In the last days of an American metropolis, a grieving artist finds purpose in preserving an elderly neighbor’s legacy.
In her marvelously graceful debut, artist and writer Kwan looks to the future with an arc of emotions ranging from existential panic to quiet moments of hope. While this gem sits firmly between the mushrooming genre of climate fiction and the more subdued melancholia of Station Eleven or The Dog Stars, it’s very much its own creature, meditating with fresh eyes on the resilience of memory and the inevitability of time. It’s become an all-too-familiar scenario in novels like The Mars House and New York 2140: Here San Francisco is the drowned world where life, against all odds, goes on for now. “Everyone wanted Bo to believe that there were better places out there, places that weren’t under relentless threat,” Kwan explains. “They called this city a death trap. But she knew the truth: it was terrible, sometimes, everywhere.” Why Bo hasn’t left, long after her mother disappeared and her remaining family fled to Vancouver, she keeps mostly to herself. “If I leave,” she asks, “how can I be found?” Just as she’s been convinced to finally abandon her home, she gets a note under her door from Mia, one of the holdout supercentenarians in her building, who needs home care. Even as Mia’s health deteriorates, connecting with her brings Bo back to the world in the wake of her grief.
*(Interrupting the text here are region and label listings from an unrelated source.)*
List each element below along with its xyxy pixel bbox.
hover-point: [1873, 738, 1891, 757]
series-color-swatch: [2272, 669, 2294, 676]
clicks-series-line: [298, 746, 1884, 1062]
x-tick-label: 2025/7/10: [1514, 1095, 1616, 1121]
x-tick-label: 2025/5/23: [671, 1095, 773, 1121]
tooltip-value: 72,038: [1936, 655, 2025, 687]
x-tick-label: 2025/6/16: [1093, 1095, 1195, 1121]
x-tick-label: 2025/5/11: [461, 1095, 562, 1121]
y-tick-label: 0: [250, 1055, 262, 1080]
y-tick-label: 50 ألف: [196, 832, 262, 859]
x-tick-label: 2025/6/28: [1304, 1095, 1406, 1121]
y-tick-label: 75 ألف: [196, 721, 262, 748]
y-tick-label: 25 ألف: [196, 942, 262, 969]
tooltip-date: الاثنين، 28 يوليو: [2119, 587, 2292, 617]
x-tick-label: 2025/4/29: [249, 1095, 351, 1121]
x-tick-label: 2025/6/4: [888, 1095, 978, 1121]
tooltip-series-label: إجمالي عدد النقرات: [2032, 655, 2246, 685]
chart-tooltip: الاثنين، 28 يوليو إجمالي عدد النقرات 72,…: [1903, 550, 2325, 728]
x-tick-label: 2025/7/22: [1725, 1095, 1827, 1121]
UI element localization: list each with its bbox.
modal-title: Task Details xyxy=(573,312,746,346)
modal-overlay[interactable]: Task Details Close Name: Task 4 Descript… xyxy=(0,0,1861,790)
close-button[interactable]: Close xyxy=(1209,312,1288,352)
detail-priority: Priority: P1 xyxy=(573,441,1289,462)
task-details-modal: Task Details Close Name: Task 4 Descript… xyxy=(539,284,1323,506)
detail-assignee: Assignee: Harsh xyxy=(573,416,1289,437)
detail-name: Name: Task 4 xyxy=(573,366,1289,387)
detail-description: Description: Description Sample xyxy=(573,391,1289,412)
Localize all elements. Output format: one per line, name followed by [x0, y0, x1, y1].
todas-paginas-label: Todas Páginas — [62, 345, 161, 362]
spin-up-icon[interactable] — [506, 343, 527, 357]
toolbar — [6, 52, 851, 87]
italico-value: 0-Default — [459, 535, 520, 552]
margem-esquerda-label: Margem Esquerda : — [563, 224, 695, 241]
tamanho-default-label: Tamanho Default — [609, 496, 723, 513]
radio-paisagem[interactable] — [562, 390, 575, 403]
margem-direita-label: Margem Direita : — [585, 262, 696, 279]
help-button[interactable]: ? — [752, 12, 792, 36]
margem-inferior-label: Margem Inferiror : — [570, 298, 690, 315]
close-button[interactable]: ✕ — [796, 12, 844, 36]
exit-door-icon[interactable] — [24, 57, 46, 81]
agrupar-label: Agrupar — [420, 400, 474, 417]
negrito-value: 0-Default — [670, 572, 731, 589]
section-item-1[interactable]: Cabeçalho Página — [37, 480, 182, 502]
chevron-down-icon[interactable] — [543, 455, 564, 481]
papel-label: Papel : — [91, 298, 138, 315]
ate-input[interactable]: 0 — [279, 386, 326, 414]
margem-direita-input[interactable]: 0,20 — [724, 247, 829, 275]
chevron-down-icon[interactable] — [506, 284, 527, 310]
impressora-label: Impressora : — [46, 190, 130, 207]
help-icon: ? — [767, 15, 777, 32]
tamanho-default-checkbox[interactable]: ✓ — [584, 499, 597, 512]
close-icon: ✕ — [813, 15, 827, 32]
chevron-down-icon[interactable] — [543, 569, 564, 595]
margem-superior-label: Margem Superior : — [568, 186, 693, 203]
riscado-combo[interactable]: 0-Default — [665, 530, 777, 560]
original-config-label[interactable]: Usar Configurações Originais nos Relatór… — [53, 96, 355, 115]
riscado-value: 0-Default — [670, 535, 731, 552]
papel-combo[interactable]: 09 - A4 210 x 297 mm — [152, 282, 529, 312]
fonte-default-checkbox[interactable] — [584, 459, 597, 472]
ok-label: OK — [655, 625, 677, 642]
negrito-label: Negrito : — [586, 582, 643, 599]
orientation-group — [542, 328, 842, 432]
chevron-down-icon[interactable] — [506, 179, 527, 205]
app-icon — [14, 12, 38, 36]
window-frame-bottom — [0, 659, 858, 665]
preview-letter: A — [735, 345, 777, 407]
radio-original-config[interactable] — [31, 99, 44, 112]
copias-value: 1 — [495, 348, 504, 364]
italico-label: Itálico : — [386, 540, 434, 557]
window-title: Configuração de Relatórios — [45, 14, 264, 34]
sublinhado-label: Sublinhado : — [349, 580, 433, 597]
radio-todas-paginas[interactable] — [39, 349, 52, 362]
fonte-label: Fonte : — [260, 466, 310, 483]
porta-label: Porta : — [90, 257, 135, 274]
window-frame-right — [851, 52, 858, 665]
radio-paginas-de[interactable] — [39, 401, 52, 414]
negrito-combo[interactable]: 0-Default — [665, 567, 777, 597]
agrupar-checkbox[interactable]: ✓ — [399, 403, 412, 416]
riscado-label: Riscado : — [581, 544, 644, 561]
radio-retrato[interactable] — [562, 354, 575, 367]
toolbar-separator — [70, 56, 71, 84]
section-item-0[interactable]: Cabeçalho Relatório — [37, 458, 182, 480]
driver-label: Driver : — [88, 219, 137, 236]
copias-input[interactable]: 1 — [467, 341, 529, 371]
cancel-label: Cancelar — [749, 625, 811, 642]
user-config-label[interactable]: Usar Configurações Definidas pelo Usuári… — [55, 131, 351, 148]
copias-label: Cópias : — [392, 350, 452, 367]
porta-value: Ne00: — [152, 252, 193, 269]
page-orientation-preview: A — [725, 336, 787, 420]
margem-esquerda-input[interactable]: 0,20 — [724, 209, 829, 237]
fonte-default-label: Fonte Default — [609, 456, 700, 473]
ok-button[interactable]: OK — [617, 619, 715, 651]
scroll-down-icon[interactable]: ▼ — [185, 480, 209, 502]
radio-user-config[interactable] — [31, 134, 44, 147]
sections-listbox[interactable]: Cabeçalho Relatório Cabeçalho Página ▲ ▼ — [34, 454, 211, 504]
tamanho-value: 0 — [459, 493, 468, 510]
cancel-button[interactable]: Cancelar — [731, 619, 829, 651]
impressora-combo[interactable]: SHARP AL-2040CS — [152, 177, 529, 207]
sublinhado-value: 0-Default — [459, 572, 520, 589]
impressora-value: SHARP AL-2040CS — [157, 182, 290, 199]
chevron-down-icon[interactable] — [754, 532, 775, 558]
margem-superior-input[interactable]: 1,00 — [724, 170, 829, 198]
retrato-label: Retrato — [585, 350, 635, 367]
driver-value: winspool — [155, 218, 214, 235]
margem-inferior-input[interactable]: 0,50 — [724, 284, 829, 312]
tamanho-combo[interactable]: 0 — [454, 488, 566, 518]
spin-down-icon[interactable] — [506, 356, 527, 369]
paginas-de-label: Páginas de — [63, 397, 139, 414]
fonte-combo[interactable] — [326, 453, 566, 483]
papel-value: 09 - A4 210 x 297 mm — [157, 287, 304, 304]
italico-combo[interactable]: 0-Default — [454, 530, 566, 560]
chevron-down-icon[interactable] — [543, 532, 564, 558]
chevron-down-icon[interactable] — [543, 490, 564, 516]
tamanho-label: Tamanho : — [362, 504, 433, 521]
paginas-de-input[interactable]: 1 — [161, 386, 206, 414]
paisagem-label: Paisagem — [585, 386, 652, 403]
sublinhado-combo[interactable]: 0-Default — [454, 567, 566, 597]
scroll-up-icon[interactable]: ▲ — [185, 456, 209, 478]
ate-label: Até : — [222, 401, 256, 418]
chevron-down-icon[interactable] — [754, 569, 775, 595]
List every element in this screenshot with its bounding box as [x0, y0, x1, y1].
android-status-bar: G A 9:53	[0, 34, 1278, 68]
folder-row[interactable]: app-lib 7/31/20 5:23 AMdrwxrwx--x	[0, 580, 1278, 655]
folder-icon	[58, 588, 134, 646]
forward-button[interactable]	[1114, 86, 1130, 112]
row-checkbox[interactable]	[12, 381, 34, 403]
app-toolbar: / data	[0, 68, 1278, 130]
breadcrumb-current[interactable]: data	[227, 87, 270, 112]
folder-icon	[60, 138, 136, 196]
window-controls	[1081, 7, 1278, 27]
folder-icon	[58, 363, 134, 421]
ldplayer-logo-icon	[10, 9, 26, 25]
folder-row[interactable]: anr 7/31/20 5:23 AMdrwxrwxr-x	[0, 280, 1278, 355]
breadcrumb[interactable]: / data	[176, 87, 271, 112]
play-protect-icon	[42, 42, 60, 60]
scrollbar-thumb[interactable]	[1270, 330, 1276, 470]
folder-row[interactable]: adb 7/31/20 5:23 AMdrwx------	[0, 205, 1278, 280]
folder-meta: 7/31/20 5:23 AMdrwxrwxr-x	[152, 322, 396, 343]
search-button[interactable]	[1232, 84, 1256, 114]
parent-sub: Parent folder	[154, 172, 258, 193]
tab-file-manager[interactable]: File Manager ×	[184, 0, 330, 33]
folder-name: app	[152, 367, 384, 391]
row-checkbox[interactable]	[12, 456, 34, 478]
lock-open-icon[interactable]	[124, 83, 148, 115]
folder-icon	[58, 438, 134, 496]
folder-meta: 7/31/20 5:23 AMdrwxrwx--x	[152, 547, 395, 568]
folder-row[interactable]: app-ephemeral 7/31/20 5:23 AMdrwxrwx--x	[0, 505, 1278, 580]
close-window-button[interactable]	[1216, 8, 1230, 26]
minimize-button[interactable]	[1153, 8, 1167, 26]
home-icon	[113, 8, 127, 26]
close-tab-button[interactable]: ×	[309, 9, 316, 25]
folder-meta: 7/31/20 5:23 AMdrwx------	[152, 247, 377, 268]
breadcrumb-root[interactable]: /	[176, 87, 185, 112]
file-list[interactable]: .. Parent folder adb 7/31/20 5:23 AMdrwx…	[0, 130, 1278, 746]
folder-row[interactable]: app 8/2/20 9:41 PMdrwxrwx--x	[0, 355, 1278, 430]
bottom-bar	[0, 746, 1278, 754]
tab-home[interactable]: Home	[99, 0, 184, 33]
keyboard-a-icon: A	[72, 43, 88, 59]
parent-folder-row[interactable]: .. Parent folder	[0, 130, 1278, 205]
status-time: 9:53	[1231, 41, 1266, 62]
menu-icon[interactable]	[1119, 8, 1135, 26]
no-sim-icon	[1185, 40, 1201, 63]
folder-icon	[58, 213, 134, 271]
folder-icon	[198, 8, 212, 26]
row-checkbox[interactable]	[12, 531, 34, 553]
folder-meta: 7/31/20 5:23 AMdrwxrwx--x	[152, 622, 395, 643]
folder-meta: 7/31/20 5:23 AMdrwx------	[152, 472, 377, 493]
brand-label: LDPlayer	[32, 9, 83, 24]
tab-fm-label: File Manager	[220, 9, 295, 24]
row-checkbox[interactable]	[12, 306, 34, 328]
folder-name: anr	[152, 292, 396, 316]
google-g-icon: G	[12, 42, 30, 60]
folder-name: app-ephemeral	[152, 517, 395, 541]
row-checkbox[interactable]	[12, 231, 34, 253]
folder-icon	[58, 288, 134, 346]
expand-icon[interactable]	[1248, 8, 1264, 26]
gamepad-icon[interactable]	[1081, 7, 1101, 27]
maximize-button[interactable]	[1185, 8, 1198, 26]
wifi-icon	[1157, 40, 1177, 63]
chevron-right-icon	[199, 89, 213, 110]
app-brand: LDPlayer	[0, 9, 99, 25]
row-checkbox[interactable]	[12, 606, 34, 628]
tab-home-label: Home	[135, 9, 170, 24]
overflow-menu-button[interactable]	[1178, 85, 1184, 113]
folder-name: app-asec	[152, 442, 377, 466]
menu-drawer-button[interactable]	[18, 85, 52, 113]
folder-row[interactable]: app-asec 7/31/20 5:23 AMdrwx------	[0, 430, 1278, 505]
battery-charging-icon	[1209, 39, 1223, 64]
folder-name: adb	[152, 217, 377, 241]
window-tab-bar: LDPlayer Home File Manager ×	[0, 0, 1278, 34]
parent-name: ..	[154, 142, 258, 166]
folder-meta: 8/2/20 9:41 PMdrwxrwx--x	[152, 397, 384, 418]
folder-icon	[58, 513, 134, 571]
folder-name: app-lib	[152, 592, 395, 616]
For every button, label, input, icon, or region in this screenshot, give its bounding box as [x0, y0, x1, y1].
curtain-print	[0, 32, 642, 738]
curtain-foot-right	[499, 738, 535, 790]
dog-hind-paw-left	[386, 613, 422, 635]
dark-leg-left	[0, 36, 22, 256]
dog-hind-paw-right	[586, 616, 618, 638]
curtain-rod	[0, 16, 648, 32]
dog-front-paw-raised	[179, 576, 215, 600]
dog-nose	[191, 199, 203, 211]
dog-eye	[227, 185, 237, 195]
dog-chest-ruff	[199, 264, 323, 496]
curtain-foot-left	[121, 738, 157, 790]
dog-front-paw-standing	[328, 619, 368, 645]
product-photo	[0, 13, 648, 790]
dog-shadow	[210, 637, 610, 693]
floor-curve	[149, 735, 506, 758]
With the help of Antonia, a resilient and determined librarian, and Eddie, a conservation biologist, Bo sets about composing a work of art that will layer her story on top of the places and history that made the city live and breathe. What might seem at first like sacrifice is really more like endurance—holding on tight because letting everything go means losing who we are.
What it means to see things through at the end of everything.